Tennessee has reached the NCAA tournament in all four years under coach Bruce Pearl, who’s had some of his best coaching moments there—starting with his emergency stint as the Boston College mascot for one game in the 1981 tournament.
This wasn’t one of them. He left the floor complaining to the referees that no foul was called on Smith’s final shot, which came off a play the Volunteers run in practice every day.
“It’s a shot that he takes and makes a lot at the end of practice,” Pearl said. “I didn’t want anybody else taking that last shot.”
No matter how it turned out, this NCAA appearance amounted to a big step forward for Oklahoma State, which advanced to the Final Four in 2004, then fell on hard times. The Cowboys were relegated to the NIT the last three years, prompting them to hire Ford.
Even though it was a transition season in Stillwater—Ford estimates that he’s installed perhaps 60 percent of his offensive and defensive systems— Oklahoma State was finally back playing with the big boys. His feistiness seemed to rub off on the Cowboys, giving them an edge they’d lacked.
Ford’s fiery demeanor temporarily cost them on Friday.
Unhappy over his team’s early effort, he told an assistant coach he was going to get a technical to fire up his players. He angrily complained about a call during a timeout and got a technical from Mike Sanzere. The two free throws were part of a five-point spurt that gave Tennessee its biggest lead at 32-25. Ford berated Sanzere after tearing into his players.
“I wanted to get it,” he said of the technical. “I told them: ‘You guys have got to get as fired up as I am now.”’

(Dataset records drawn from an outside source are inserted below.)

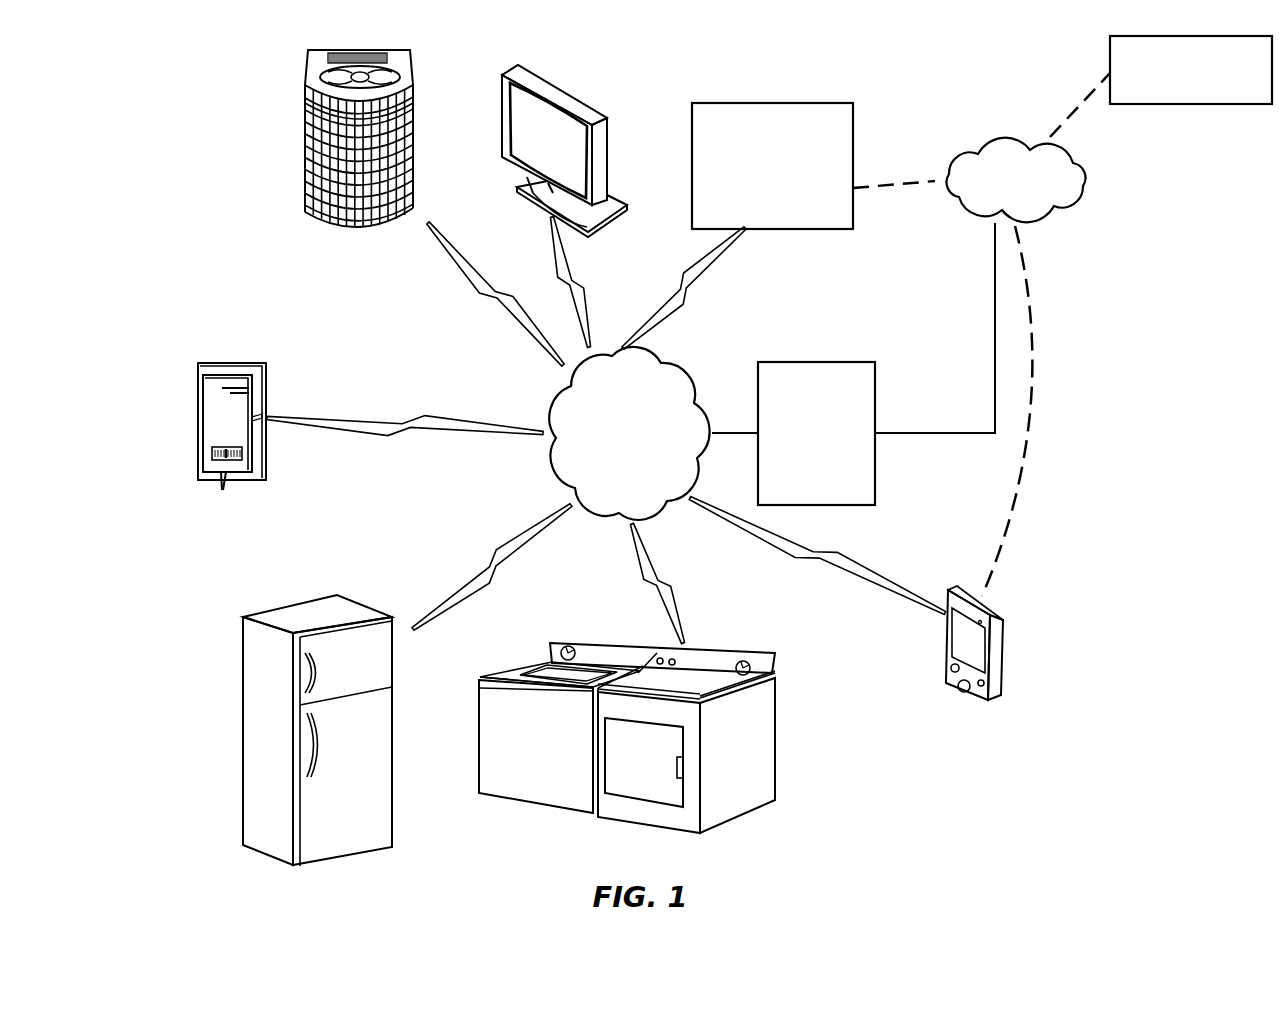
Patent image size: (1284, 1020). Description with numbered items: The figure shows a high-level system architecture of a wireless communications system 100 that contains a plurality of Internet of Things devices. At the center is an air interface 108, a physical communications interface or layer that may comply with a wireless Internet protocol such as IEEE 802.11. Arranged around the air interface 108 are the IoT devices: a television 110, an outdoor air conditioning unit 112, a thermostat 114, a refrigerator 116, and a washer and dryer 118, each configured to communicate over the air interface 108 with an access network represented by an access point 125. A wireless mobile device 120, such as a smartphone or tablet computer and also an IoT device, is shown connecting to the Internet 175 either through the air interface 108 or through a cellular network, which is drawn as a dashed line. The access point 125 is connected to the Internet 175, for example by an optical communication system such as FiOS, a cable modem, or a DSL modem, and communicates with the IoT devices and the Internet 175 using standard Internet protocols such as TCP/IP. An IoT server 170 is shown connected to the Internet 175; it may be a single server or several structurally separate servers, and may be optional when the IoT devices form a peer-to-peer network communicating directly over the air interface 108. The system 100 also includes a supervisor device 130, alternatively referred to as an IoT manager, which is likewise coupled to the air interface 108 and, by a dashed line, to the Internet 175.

The wireless communications system 100 is at (143, 137).
The air interface 108 is at (688, 349).
The television 110 is at (558, 82).
The outdoor air conditioning unit 112 is at (411, 54).
The thermostat 114 is at (245, 362).
The refrigerator 116 is at (270, 610).
The washer and dryer 118 is at (737, 652).
The wireless mobile device 120 is at (997, 605).
The access point 125 is at (850, 362).
The supervisor device 130 is at (817, 103).
The IoT server 170 is at (1200, 104).
The Internet 175 is at (1050, 221).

With their free-flowing style, the Cowboys are accustomed to overcoming big leads and giving them away. Eaton hit a pair of pull-up jumpers in a 13-2 run that closed the half and put Oklahoma State up 38-34.
The stocky, 5-foot-11 guard also had a hand—two of them, actually—in a tone-setting moment during the run. He and Tennessee’s Wayne Chism, a 6-foot-9 forward who weighs 242 pounds, wrapped their arms around a rebound and wouldn’t let go. Chism yanked and they both tumbled to the ground, but Eaton refused to let give up the ball.
Ford liked that.
Oklahoma State tried to set the run-and-shoot style that made it one of the nation’s highest-scoring teams. Tennessee stuck with its halfcourt game, trying to take advantage inside.
It was a stalemate—12 ties, 18 lead changes—until Eaton, who was playing in his first NCAA game, found that final opening.
“It was one of my goals to get here and win some games. I just wish it had come a little sooner in my career,” the senior said.